دانشگاه علم و صنعت ایران، دانشکده مهندسی راه آهن
عنوان مقاله [English]
One of the major issues in railways is passenger train delays and this matter in railway has a lot of reasons; so predicting passenger train delay is a very difficult task. The aim of this paper is to present an artificial neural network based model with high accuracy to predict the delay of passenger trains in the Islamic Republic of Iran railway. In the proposed model we use tree different methods to define inputs including normalized real number, binary coding, and binary set encoding inputs. To find an appropriate structure for proposed neural network model, three different strategies, called quick, dynamic, and multiple, are investigated. In this research, the registered data of passenger train delays in Iranian railway from 1383 to the end of 1387 year is used. To eliminate any inconsistent and noisy data which always companion with real world data set, a comprehensive preprocessing on this data set is done. To get more knowledge about data we sketch some graphs such as seasonal average of delays, monthly average of delays, and total delay since 1383 to 1387 per year. To prevent models from over fitting with data specifications, according to cross validation, we divide existing passenger train delays data set into three subsets called training set, validation set and testing set, respectively.
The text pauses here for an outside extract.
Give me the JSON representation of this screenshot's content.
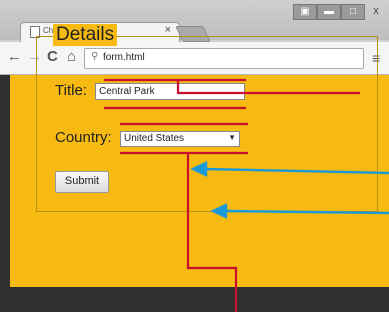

To evaluate the proposed model, we compare the result of three different data input methods and three different structures with each other and also with some common prediction methods such as decision tree and multinomial logistic regression. In comparison different neural networks we consider training time, accuracy of neural network on testing data set and network size and to compare neural networks with other well-known prediction methods we consider training time and accuracy of neural network on testing data set. To do a fair comparison among all models we sketch a time-accuracy graph. The results revealed that the proposed model has higher accuracy.